NovaSAR carries S-band Synthetic Aperture Radar (SAR) and an Automatic Identification Receiver payloads. The satellite applications include forestry mapping, land use and ice cover monitoring, flood and disaster monitoring and maritime missions. It will be operated from SSTL’s Spacecraft Operations Centre in Guildford, UK.
S1-4 is a high resolution earth observation satellite meant for surveying resources, environment monitoring, urban management and disaster monitoring. This was the 44th flight of PSLV and the 12th flight of the Core Alone version of the vehicle. Core Alone is its lightest version without the six strap-on motors. It is used for launching smaller payloads.
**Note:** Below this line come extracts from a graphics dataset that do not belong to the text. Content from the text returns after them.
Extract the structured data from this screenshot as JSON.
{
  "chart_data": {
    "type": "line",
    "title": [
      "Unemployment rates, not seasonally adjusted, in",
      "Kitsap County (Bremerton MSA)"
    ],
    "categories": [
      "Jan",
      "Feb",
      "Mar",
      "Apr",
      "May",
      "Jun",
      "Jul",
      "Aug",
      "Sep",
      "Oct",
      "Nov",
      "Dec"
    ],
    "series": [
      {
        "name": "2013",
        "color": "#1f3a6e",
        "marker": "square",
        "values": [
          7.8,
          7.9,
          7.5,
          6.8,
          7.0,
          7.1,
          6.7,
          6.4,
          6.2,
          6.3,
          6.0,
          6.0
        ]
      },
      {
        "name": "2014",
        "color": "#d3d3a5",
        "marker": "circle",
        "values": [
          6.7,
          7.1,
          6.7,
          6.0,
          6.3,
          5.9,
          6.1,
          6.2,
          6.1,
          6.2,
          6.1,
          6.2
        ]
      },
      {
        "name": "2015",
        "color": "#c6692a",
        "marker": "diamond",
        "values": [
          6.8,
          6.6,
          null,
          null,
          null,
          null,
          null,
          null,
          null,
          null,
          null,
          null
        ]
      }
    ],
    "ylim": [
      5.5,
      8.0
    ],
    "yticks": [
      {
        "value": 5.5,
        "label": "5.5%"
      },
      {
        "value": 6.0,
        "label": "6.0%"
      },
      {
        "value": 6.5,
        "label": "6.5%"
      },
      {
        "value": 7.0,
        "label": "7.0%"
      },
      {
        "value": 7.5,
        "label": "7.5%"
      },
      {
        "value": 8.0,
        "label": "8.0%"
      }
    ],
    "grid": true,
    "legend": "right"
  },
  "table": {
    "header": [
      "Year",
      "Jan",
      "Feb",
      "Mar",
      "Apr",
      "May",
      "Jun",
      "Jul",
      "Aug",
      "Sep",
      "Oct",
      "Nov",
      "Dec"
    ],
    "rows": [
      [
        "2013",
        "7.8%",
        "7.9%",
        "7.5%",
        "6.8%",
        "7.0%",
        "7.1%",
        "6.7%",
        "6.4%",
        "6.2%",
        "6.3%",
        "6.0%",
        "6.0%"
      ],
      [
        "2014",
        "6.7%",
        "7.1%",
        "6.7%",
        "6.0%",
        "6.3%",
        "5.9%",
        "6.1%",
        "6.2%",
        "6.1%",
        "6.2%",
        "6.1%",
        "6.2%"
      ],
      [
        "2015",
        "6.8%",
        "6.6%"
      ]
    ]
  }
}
The PSLV launch vehicle consists of four stages, each of which is a self-contained vehicle capable of functioning independently with own propulsion systems. During the previous launch (PSLV-C41, 12 April 2018), the ‘XL’ version of PSLV with six strap-on motors was used. The vehicle successfully launched the IRNSS-1I navigation satellite to a Sub-Geosynchronous Transfer Orbit.
Preparations began at Sriharikota in mid-July with the process of vehicle integration setting the tone for the launch. Many centres of ISRO contributed to this mission with the vehicle being designed and developed by Vikram Sarabhai Space Centre, Thiruvananthapuram.
The second and fourth stage liquid engines came from Liquid Propulsion Systems Centre, Thiruvananthapuram and ISRO Propulsion Complex, Mahendragiri (TN).
The vehicle’s guidance system is from ISRO’s Inertial Systems Unit, Thiruvananthapuram, while SDSC SHAR was responsible for solid motor preparation, vehicle integration and launch infrastructure. ISRO’s Telemetry Tracking and Command Network provided tracking support.
ISRO Chairman Dr K Sivan congratulated the team soon after the successful mission. “I am extremely happy that the PSLV-C42 precisely launched two of our customer satellites at 583 km orbit. This was unique night mission executed for the first time by us. The PSLV has proven yet again as a user-friendly vehicle in all aspects. The credit goes to the entire ISRO team and industries. This success will give added energy for industries to make PSLV by themselves. We are going to have 18 missions in the next six months, virtually one launch every two weeks,” Dr Sivan said.
Thousands of skilled personnel from ISRO and industries, including many youngsters, played a crucial role in this mission. The Project Director of PSLV is R Hutton, who was also the Mission Director.
“The PSLV-C42 marks the latest technology and commercial collaboration between India and the UK with the launch of the combination of high resolution optical and radar (SAR) satellites from us,” says Sir Martin Sweeting, Group Executive Chairman, SSTL
As on date, ISRO has launched 239 foreign satellites of 28 countries.